Guitar Hero: Greatest Hits
Group shrug.
In-game, the experience is comparable to Activision's previous band titles, with brightly coloured note charts, a familiar group Star Power meter and reasonably readable score widget and multiplier notifiers. Behind the charts, your customisable group thrashes away in typically caricatured fashion at venues based on the eight wonders of the world. Organising your group's connectivity and appearances remains as fiddly and convoluted as ever (if not more so), but those eyeing the game as more than a sing-and-thrash-along jukebox for Friday nights will still find their needs just about met.
You certainly can't accuse Beenox of phoning it in. Opinion is divided around here about how well the note chart updates work, but the decision to open the entire track-list to immediate Quick Play is popular, as is the mixture of other structural updates from Guitar Hero: Metallica alongside the better details from last year's Guitar Hero World Tour.
All the same, it's hard to get excited about Greatest Hits, and unfortunately it proves rather easy to be grumpy about it. With the average song on the Guitar Hero World Tour shop going for GBP 1.59, the 40 quid you pay for this disc isn't a total rip-off, but of course there's no guarantee you will like everything on it, and the inevitable emphasis on guitar classics means it was never going to be the best band game whatever Beenox managed to do with the charts.
Releasing it in downloadable tranches or as individual tracks may have been a horribly unsexy alternative, but it would have been a nice thing to do as well. And if not that, then at least allow people who spend this 40 quid to access the Guitar Hero World Tour store content. Is that another licensing oversight? Either way, it's not possible, and that's not something to be commended.

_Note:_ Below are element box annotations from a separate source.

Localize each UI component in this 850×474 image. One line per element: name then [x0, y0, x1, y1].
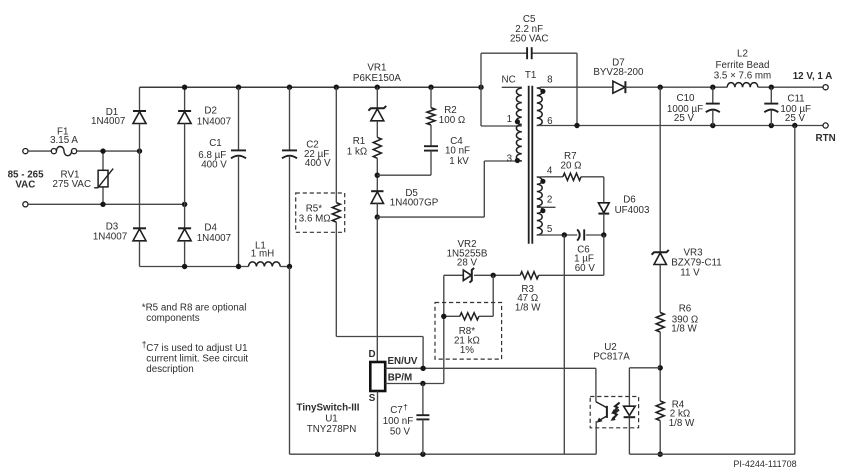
svg-text:100 nF: 100 nF	[383, 416, 414, 427]
svg-text:VR1: VR1	[367, 62, 386, 73]
svg-text:TinySwitch-III: TinySwitch-III	[297, 403, 360, 414]
svg-text:3: 3	[507, 154, 513, 165]
svg-text:275 VAC: 275 VAC	[53, 179, 91, 190]
svg-text:1N4007GP: 1N4007GP	[390, 198, 439, 209]
svg-text:RTN: RTN	[816, 133, 836, 144]
svg-text:BP/M: BP/M	[388, 373, 413, 384]
svg-text:28 V: 28 V	[457, 258, 478, 269]
svg-text:PC817A: PC817A	[593, 352, 630, 363]
svg-text:1/8 W: 1/8 W	[669, 418, 695, 429]
svg-text:*R5 and R8 are optional: *R5 and R8 are optional	[142, 302, 247, 313]
svg-text:description: description	[146, 364, 193, 375]
svg-text:1N4007: 1N4007	[197, 116, 231, 127]
svg-text:P6KE150A: P6KE150A	[353, 73, 401, 84]
svg-text:1N4007: 1N4007	[93, 231, 127, 242]
svg-text:1/8 W: 1/8 W	[515, 302, 541, 313]
svg-text:3.15 A: 3.15 A	[50, 135, 78, 146]
svg-text:T1: T1	[525, 70, 536, 81]
svg-text:UF4003: UF4003	[615, 205, 650, 216]
svg-text:1N4007: 1N4007	[91, 116, 125, 127]
svg-text:C1: C1	[209, 138, 222, 149]
svg-text:3.5 × 7.6 mm: 3.5 × 7.6 mm	[714, 71, 771, 82]
svg-text:20 Ω: 20 Ω	[561, 160, 582, 171]
svg-text:NC: NC	[502, 74, 516, 85]
svg-text:C11: C11	[787, 94, 804, 105]
svg-text:D: D	[368, 349, 375, 360]
svg-text:100 Ω: 100 Ω	[439, 115, 465, 126]
svg-text:C7: C7	[390, 405, 403, 416]
svg-text:25 V: 25 V	[674, 113, 695, 124]
svg-text:2: 2	[547, 194, 552, 205]
svg-text:L2: L2	[737, 49, 748, 60]
svg-text:U1: U1	[325, 413, 338, 424]
svg-text:1: 1	[507, 114, 512, 125]
svg-text:C7 is used to adjust U1: C7 is used to adjust U1	[146, 343, 247, 354]
svg-text:4: 4	[547, 166, 553, 177]
svg-text:Ferrite Bead: Ferrite Bead	[716, 60, 770, 71]
svg-text:1 kV: 1 kV	[449, 156, 469, 167]
svg-text:25 V: 25 V	[785, 113, 806, 124]
svg-text:C10: C10	[677, 93, 696, 104]
svg-text:50 V: 50 V	[390, 427, 411, 438]
svg-text:6: 6	[547, 116, 553, 127]
svg-text:BYV28-200: BYV28-200	[593, 67, 644, 78]
svg-text:current limit. See circuit: current limit. See circuit	[146, 353, 248, 364]
svg-text:VAC: VAC	[15, 180, 35, 191]
svg-text:3.6 MΩ: 3.6 MΩ	[299, 214, 331, 225]
svg-text:TNY278PN: TNY278PN	[307, 424, 357, 435]
svg-text:R6: R6	[679, 304, 692, 315]
svg-text:1N4007: 1N4007	[197, 233, 231, 244]
svg-text:1 kΩ: 1 kΩ	[347, 147, 367, 158]
svg-text:8: 8	[547, 75, 553, 86]
svg-text:12 V, 1 A: 12 V, 1 A	[793, 71, 833, 82]
svg-text:S: S	[369, 393, 376, 404]
svg-text:EN/UV: EN/UV	[388, 356, 418, 367]
svg-text:60 V: 60 V	[575, 263, 596, 274]
svg-text:C5: C5	[523, 14, 536, 25]
svg-text:1/8 W: 1/8 W	[671, 324, 697, 335]
svg-text:11 V: 11 V	[680, 268, 700, 279]
svg-text:400 V: 400 V	[201, 160, 227, 171]
svg-text:D4: D4	[204, 223, 217, 234]
svg-text:1%: 1%	[460, 345, 474, 356]
svg-text:PI-4244-111708: PI-4244-111708	[733, 459, 796, 469]
svg-text:5: 5	[547, 224, 553, 235]
svg-text:†: †	[403, 402, 408, 412]
svg-text:1 mH: 1 mH	[251, 249, 274, 260]
svg-text:400 V: 400 V	[305, 158, 331, 169]
svg-text:10 nF: 10 nF	[445, 146, 470, 157]
svg-text:250 VAC: 250 VAC	[510, 33, 548, 44]
svg-text:D2: D2	[204, 105, 217, 116]
svg-text:components: components	[146, 313, 199, 324]
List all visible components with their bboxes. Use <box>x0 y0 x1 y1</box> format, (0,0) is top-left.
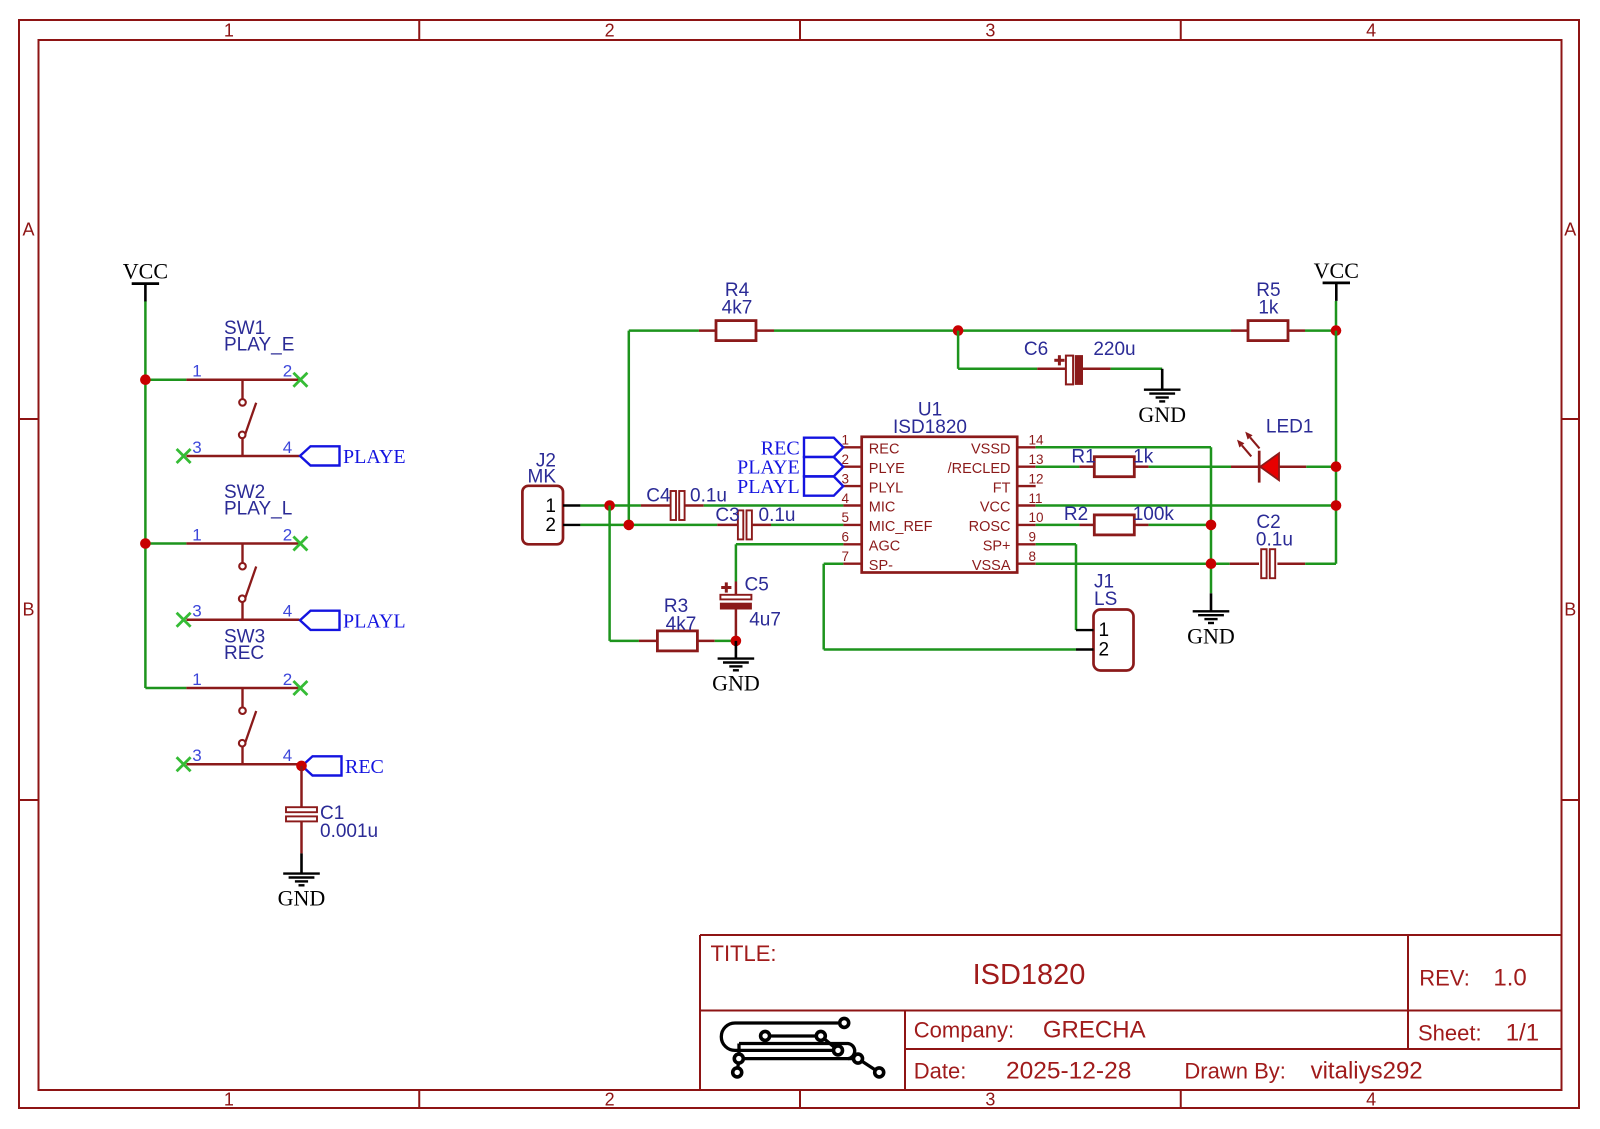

Since Guitar Hero: Greatest Hits' release last month (our review copy arrived late), Activision's taken a few hits elsewhere for milking the series for extra cash, which would surely be a very rude thing for such a cash-rich company to do. And as much as I would like to tell a different story, poor old Beenox's efforts are damned by daddy. This is a glorified DLC pack on a disc, but it didn't need glorification - it needed the simultaneous release of the track-list on the music store, and store compatibility, as a minimum, if it was ever to engender any goodwill. As it is, and with Guitar Hero 5 and Band Hero on the slate for this year as well, it's hard to argue with the backlash, or recommend that you buy the game.